Your server logs act as a visitor sign-in sheet. They can answer questions such as: Who visits your website? What browsers do they use? Where do they go in your site? What pages do they view? Your server log files can tell you:
- What pages get the most and the least traffic
- What sites refer visitors to your site
- The pages that your visitors view
- The browsers and operating systems used to access your site
- When search robots and directory editors visit your site
The above data can help you identify specific problems on your website. If you have many visitors but few sales, check your server logs to learn the number of visitors that view your product offerings. Do you need ROI on search marketing campaigns? Your server logs can reveal the traffic and conversions generated by your marketing campaigns.
Advantages of Web Server Log Files
Data Ownership: Your web server creates the log file as requests are served, and the data is collected and stored on your own equipment. Regardless of server location, your log files can be stored on the same network serving your web pages (unless your website is on a shared hosting environment).
Data Collection Flexibility: Your web servers can be instructed to collect specific data while ignoring other data. This gives you the ability to choose the information, file types, server errors, redirects, etc., that you want to analyze.
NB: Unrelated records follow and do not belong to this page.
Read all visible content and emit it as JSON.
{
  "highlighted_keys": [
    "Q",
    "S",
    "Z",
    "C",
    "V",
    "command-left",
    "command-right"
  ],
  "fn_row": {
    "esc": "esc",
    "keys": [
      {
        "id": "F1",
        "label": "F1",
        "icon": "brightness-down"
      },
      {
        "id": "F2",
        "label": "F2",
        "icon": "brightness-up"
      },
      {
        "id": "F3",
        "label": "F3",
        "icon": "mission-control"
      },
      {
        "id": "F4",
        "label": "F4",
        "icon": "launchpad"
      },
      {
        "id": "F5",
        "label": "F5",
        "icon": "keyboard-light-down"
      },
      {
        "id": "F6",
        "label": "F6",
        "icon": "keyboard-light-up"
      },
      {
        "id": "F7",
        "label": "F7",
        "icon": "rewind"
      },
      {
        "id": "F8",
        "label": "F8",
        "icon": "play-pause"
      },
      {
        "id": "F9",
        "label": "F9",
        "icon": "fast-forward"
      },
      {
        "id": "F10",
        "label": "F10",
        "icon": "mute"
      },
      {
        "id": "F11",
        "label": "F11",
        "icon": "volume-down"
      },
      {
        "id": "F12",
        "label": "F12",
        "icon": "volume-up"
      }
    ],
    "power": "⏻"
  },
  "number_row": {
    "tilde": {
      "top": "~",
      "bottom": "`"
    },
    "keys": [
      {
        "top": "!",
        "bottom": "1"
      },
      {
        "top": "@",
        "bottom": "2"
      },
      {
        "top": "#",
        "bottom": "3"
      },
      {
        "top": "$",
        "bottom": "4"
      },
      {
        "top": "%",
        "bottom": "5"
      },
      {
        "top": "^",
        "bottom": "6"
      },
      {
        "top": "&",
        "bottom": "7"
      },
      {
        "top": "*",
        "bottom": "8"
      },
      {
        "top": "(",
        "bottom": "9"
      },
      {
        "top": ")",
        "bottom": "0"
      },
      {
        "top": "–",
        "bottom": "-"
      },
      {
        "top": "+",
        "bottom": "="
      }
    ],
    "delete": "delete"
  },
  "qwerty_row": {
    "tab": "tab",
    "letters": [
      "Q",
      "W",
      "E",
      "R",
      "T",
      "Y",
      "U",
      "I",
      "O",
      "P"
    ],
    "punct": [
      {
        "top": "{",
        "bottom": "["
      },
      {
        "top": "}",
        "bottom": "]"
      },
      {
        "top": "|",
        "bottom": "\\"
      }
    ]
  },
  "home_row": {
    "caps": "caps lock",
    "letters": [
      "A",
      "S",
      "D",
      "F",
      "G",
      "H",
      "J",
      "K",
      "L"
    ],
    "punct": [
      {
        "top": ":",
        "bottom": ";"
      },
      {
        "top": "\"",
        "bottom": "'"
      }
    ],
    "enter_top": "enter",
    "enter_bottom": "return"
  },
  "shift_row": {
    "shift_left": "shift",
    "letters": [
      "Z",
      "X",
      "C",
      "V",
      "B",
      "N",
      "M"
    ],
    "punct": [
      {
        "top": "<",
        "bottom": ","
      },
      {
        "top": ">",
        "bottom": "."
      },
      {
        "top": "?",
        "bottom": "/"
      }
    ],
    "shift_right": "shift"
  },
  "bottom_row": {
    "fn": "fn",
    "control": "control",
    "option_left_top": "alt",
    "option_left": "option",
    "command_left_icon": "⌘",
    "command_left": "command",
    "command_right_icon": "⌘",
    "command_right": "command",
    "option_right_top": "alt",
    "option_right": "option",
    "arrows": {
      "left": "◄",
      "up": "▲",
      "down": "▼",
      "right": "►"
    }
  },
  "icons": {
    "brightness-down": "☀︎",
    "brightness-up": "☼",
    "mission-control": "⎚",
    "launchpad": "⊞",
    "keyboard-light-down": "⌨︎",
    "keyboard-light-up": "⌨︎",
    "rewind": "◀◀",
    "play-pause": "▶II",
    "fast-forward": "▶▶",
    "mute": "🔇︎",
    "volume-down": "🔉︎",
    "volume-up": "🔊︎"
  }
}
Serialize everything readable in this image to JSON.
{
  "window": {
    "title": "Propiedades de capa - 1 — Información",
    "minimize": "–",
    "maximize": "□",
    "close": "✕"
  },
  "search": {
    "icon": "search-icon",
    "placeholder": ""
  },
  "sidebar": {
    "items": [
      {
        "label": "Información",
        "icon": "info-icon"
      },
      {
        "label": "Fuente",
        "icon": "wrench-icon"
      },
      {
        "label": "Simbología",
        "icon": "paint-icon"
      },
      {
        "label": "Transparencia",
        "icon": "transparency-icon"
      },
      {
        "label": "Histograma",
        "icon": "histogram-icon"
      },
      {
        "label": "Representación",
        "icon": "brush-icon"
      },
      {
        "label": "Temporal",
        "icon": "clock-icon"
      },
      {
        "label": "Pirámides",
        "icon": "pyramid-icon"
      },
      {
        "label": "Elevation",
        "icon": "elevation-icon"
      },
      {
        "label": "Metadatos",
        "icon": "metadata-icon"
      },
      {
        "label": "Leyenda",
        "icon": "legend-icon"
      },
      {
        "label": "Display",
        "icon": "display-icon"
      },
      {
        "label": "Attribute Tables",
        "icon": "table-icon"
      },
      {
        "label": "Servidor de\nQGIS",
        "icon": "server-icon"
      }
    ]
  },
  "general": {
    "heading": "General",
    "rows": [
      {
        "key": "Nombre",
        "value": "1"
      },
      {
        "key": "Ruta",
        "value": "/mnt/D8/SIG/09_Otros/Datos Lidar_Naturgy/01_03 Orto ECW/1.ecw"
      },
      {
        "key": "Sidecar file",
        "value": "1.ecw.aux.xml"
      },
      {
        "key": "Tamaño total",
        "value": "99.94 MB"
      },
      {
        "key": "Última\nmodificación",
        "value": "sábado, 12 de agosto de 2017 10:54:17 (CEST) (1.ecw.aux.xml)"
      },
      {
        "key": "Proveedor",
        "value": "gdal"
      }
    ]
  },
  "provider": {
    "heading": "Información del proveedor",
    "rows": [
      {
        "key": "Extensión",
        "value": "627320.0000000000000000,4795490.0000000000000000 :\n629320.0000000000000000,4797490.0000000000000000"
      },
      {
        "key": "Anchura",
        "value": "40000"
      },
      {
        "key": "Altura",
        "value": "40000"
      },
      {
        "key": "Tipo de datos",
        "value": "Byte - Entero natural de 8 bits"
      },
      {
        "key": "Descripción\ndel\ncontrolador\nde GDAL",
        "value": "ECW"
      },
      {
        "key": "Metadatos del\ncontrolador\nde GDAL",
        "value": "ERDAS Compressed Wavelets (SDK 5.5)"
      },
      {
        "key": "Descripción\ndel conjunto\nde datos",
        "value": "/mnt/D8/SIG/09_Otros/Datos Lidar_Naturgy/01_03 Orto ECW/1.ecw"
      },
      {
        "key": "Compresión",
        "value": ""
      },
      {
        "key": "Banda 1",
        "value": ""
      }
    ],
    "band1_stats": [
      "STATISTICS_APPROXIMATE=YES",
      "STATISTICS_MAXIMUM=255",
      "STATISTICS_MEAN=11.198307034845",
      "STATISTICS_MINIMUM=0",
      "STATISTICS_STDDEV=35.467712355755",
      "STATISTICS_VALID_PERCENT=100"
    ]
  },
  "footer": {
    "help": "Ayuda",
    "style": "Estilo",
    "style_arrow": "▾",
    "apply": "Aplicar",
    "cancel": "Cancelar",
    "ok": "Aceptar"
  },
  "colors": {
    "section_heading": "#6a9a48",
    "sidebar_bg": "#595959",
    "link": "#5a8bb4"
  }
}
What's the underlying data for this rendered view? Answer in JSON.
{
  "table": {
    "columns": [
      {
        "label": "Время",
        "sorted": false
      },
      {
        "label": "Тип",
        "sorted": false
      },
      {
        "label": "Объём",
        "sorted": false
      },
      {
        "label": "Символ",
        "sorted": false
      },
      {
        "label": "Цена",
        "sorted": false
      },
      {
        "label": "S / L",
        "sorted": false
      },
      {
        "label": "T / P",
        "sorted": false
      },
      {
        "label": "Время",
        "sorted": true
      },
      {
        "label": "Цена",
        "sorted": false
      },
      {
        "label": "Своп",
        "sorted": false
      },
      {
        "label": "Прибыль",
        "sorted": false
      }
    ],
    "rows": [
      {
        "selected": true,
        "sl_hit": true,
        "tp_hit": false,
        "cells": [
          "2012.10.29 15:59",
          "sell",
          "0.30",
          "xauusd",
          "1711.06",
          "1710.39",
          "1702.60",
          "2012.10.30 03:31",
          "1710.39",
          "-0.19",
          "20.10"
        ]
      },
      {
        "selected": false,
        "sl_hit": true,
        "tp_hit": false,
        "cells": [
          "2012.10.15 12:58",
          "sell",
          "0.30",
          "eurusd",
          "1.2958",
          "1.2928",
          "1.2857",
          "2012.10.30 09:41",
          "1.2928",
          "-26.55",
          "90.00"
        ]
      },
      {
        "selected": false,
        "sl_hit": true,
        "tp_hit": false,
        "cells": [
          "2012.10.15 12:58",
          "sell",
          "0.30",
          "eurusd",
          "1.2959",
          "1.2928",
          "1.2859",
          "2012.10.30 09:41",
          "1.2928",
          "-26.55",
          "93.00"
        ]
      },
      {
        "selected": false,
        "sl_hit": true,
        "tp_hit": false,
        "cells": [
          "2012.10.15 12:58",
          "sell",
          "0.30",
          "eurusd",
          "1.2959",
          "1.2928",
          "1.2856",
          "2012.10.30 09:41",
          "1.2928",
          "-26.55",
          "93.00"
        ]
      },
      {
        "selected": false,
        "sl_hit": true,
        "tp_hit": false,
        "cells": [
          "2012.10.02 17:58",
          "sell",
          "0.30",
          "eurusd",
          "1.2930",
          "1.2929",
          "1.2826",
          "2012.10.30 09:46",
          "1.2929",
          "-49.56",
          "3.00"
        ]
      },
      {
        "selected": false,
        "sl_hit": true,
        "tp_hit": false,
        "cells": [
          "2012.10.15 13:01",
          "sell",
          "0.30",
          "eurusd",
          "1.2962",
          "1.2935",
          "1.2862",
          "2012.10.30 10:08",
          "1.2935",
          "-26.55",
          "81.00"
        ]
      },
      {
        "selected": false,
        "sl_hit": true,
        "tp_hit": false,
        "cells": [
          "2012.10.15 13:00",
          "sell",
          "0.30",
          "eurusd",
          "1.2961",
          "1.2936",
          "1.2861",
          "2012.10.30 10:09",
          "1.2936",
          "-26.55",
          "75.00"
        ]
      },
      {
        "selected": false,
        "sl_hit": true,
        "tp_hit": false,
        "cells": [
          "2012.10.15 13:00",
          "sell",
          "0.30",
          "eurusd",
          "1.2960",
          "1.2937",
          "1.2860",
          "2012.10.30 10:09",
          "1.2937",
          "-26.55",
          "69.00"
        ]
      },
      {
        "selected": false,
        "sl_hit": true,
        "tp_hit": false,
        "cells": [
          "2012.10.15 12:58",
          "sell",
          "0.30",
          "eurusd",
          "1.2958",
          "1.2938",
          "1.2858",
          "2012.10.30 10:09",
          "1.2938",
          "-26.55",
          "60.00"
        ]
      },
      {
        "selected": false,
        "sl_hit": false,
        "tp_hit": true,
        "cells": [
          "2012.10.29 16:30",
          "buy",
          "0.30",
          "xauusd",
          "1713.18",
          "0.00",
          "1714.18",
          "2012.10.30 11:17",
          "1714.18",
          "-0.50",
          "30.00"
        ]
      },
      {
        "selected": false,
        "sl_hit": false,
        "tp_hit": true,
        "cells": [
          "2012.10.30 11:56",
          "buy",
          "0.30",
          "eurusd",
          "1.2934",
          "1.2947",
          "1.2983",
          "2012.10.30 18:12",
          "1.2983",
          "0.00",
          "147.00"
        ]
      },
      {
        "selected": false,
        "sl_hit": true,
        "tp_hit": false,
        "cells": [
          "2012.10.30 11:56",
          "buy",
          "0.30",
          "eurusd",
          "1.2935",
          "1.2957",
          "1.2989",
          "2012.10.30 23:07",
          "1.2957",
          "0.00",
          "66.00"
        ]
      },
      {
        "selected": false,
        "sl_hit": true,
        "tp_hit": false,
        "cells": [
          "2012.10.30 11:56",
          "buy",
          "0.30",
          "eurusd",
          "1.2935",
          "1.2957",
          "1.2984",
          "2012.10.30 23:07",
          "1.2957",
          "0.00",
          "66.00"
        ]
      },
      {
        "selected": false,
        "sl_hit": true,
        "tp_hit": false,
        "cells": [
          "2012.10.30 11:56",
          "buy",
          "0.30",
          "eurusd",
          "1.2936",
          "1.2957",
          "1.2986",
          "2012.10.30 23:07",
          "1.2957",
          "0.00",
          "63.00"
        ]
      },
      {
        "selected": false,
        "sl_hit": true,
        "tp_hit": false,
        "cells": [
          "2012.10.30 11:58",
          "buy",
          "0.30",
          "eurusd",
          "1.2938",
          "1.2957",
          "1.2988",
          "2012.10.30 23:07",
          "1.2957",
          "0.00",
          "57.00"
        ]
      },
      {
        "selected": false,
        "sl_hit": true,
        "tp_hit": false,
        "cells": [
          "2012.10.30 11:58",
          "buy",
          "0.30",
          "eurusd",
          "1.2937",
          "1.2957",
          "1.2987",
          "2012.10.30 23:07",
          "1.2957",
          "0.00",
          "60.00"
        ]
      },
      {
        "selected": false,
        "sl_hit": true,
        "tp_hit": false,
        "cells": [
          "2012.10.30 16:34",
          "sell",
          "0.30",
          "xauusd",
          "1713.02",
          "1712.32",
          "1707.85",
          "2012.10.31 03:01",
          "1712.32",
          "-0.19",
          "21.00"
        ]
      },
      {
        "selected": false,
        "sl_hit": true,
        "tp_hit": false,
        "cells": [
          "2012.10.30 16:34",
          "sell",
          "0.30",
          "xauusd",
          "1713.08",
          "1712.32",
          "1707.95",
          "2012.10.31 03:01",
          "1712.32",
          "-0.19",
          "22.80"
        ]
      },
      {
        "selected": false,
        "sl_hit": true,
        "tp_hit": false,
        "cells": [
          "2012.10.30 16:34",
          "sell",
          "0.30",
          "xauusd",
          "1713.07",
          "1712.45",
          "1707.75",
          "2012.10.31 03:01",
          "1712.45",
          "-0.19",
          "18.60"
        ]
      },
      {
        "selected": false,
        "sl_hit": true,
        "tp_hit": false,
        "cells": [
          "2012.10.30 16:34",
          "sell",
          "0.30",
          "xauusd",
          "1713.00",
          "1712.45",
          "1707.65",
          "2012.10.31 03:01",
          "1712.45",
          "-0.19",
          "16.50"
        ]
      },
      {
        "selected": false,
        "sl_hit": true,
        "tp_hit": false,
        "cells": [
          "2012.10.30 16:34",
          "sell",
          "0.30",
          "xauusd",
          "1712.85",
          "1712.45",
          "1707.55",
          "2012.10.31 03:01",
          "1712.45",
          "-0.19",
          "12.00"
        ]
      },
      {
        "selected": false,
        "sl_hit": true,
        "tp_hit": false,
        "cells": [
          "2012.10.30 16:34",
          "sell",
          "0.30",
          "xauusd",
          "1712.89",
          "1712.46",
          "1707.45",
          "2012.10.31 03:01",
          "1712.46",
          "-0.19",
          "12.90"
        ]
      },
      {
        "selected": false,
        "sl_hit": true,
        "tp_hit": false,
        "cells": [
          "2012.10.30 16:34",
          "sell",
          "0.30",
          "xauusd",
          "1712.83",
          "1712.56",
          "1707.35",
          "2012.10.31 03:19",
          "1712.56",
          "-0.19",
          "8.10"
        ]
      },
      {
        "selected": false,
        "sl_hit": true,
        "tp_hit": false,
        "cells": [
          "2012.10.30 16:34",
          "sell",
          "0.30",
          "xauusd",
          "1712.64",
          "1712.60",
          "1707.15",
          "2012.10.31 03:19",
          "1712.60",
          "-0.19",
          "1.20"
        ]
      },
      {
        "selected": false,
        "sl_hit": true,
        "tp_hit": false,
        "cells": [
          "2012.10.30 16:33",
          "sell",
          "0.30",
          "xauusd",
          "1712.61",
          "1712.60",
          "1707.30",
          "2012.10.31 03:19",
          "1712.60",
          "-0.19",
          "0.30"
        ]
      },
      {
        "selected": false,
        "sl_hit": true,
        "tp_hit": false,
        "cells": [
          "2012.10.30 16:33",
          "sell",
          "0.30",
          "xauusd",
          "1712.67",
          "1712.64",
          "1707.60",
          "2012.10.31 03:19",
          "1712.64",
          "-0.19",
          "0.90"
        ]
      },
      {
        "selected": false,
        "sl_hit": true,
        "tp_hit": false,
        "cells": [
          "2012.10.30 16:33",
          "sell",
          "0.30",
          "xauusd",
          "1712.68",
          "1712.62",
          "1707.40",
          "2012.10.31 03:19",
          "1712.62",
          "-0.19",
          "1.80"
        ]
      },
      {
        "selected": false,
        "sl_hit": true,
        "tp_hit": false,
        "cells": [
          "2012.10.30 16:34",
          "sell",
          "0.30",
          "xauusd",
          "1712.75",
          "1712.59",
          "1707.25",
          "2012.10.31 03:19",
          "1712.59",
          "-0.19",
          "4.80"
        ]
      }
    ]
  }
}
Easy Implementation: No page tagging or other page coding is needed.
Database Integration: Some web servers permit direct requests to a database application. If you have advanced SQL developers you can answer many of your web analytics questions without using an expensive analytics application.
Ability to Measure Robot Traffic: It is important to exclude robot and spider traffic from your reports on website use. However, it can be useful to have the robot activity data when analyzing the effect of SEO efforts as this indicates indexing frequency.
Disadvantages of Web Server Log Files
Proxy Caching: Proxy servers speed delivery of web pages to users but have a negative effect on web server log files because the request for content never actually comes through to the web server. In caching, the requested information is kept on the Internet Service Provider's machines, which are closer to the user (to speed delivery) as opposed to the content's original site.
Browser Caching: Browser caching refers to the ability of your web browser to store frequently or recently viewed information on your computer's hard drive for speedy retrieval. This is why you get immediate delivery with your "back" and "forward" buttons. Because the information is stored on the user hard drive during this process, the information is not recorded, thus lost to the web server log files. Since users frequently use their back/forward buttons, information about visitor navigation is not available in the web server log file.
IP Address Unique Identified: Since the IP address is always available to the web server log file; one would think this would be a good way to determine visitor uniqueness. This is not so because proxy servers are frequently used to pass requests for information to web servers. The result is that many different users are identified by the same IP address.
This issue, and proxy caching and browser caching issues, are the most serious disadvantages of using web server log files as a data source. Estimates of the information lost have been pegged at 40 percent or higher. This would translate to a 40 percent traffic undercount to your website if log file analysis is used by your web analytics provider.
Upfront Costs: When using a web server log file analyzer you must purchase all the software, hardware and expertise in advance. This differs from the ASP model used for client-side data collection where you pay a monthly fee.